Involvement in treatment decisions

A different perspective of patient involvement in treatment decisions was described by Penny Lewis, University of Manchester. She had investigated pressure from patients on the decision to prescribe in secondary care and described how, by using a critical incident technique, she was able to focus on uncomfortable prescribing decisions. Over half the doctors interviewed described such an incident caused by perceived pressure to prescribe. Patients involved in the incidents were often described as “well informed” and “manipulative”. Interviewees resisted conceding to patient pressure in around half of the incidents. Referral was often the method of resistance, passing the problem on as opposed to reaching an immediate resolution. Reasons given for capitulating to patient’s requests included an uncertainty in diagnosis, maintenance of good doctor-patient relationship, conflict avoidance and to get rid of the problem.

Patient involvement was just one of the factors identified in a study by Karen Rosenbloom, of the medicines management research advisory team at Harrow Primary Care Trust, exploring patient recruitment for medication review in a community pharmacy. Root cause analysis had been applied to identify the difficulties in recruiting patients to the study. Among a plethora of factors was the theme that patients generally wanted their GP’s permission to have their medication reviewed and that they wanted to know what the selection criteria were for the medication review.
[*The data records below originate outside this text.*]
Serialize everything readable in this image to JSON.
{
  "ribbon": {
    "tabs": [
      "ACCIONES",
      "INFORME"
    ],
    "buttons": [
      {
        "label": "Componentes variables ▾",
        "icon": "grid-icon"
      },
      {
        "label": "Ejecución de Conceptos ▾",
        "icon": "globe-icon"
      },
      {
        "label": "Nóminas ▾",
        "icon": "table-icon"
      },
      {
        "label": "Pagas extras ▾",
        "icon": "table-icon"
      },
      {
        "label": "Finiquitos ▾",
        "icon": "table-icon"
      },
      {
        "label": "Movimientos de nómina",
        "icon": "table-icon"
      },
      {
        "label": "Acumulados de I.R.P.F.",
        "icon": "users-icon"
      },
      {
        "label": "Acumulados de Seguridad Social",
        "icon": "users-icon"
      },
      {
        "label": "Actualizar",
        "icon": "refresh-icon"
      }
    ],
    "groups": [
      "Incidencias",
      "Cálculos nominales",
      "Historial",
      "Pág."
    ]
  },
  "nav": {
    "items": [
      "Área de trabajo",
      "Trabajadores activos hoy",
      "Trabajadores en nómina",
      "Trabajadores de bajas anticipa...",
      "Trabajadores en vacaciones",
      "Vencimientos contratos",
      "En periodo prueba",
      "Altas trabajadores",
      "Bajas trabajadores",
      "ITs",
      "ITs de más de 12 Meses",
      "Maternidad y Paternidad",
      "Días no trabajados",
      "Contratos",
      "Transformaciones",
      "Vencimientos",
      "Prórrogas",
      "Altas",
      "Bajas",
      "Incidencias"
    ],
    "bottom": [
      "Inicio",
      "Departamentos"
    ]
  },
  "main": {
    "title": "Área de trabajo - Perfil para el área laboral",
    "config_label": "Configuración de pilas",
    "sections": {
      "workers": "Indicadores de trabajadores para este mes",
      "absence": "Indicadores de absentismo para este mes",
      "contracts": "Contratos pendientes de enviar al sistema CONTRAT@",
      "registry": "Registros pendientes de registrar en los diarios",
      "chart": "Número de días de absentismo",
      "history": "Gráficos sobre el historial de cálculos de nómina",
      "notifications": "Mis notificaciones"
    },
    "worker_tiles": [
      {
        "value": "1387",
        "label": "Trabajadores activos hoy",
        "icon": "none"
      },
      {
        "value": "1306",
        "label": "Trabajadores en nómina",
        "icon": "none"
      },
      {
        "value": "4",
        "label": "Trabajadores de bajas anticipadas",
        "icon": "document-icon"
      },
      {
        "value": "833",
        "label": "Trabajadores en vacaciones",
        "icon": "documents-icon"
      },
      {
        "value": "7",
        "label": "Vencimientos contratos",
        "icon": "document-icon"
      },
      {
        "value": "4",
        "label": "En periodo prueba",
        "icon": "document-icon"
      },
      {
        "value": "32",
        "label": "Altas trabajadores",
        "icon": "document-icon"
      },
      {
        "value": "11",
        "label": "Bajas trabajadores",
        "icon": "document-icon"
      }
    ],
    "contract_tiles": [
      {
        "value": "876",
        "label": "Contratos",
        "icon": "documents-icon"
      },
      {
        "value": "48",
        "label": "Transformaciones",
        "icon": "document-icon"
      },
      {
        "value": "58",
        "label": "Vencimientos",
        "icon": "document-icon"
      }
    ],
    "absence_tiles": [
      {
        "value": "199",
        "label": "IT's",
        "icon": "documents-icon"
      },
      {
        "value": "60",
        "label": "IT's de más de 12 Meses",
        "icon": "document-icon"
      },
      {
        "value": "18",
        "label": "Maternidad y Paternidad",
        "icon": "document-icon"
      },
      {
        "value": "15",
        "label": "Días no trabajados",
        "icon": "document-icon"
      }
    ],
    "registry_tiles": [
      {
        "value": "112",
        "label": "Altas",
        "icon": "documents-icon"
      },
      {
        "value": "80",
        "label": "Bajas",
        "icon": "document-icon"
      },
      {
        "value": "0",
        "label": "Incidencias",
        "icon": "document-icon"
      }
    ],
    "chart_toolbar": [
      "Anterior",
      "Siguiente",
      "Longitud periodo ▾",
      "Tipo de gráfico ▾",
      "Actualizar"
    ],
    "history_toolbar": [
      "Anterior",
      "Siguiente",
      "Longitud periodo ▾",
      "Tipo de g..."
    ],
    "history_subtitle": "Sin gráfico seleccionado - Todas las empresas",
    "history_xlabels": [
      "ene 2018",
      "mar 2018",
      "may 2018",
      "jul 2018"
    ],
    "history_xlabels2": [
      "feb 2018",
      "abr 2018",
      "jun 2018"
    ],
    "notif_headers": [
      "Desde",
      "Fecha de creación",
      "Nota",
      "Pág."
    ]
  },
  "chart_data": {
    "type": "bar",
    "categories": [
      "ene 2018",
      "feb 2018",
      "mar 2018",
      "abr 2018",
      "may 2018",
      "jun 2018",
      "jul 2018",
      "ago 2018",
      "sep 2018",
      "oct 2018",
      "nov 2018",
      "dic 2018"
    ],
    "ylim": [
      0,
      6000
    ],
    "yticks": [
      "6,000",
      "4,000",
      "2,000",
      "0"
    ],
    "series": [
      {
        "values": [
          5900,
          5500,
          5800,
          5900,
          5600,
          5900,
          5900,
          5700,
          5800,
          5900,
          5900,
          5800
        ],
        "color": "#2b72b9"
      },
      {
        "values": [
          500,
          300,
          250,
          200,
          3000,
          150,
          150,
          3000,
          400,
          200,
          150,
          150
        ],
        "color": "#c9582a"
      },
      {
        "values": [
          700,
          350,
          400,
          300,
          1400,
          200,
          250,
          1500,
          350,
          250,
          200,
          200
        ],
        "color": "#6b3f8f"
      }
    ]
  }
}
These factors may be of relevance to the implementation of medicines use review.

Care of the elderly

Following Mr Cayton’s tenet that joint training was necessary to achieve a shared professional responsibility in patient care, it was rewarding to see that this was happening. Michael Gibson, of the Robert Gordon University, Aberdeen, presented a piece of work on the use of undergraduate multidisciplinary team working to improve understanding of care of the elderly. He described how students from nursing, medicine, occupational therapy, pharmacy physiotherapy, radiography, dietetics and social work took part in tutorials to explore the different roles of their future professions based on a case study of an elderly patient.

Research partners

In the closing plenary session, Rachel Purtell and Katrina Wyatt, of the Peninsula Medical School, Exeter, described the DoH-funded initiative “Folk.us”, which was established to facilitate and promote effective service user, patient and carer involvement, in all types of research relating to health and social care in north and east Devon. They described how involvement was not as research subjects but as research partners. Within the research governance framework, participants or their representatives should be involved wherever possible in the design, conduct, analysis and reporting of research.